If you want to see how continuous posture and browser isolation handle stolen-token attacks in your own environment, book a Jimber demo and walk through it with your team.
Frequently asked questions
What is the difference between ZTNA and ITDR?
ZTNA is a gateway that verifies identity and device posture before letting a user connect to specific applications. ITDR is an active detection discipline that continuously monitors identity infrastructure and session behaviour for signs of compromise after access has been granted.
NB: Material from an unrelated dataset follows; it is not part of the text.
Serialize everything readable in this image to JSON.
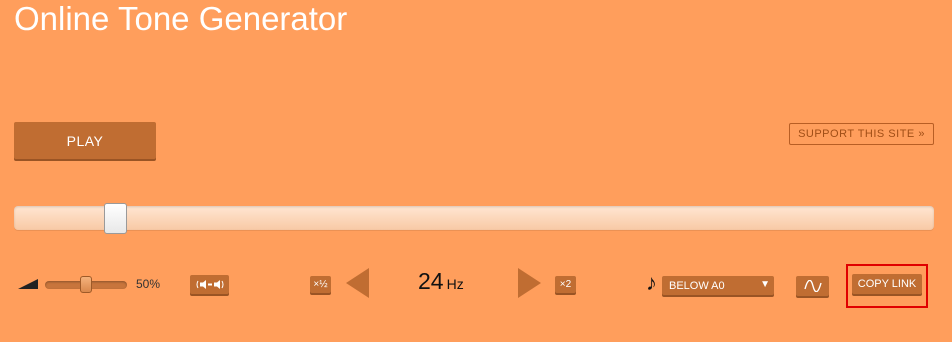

One controls entry, the other watches what happens inside.
How do infostealer infections bypass multi-factor authentication?
MFA is enforced only at the initial login. Infostealer malware extracts active session cookies straight from the browser. Because those cookies represent a session that already satisfied MFA, the attacker replays the cookie to reach the account without ever triggering a new authentication challenge.
Why does a password reset fail to stop a session hijacking attack?
Resetting a password does not automatically terminate active sessions or revoke stolen refresh tokens, which can remain valid until explicitly revoked at the identity provider. Until that revocation happens, the attacker can keep generating new session cookies and stay inside the account.
How does browser isolation protect session tokens from local malware?
Browser isolation runs all web code inside a secure container hosted in the cloud and streams only safe visual pixels to the user. Because the real browser and its session cookies never reside on the local endpoint, local infostealer malware has no physical access to harvest the tokens.
How is continuous posture verification different from conditional access?
Standard conditional access checks a device’s security configuration once, during login. Continuous posture verification monitors endpoint health throughout the whole session. If a device disables its firewall, loses disk encryption or is infected mid-session, access is revoked immediately rather than at the next login.
Is ZTNA still worth deploying if it has this blind spot?
Yes. ZTNA is a strong improvement over VPN for initial access and least-privilege segmentation. The blind spot is post-admission, not at the gate. The fix is adding continuous posture and session isolation on top, ideally within the same platform, rather than abandoning ZTNA.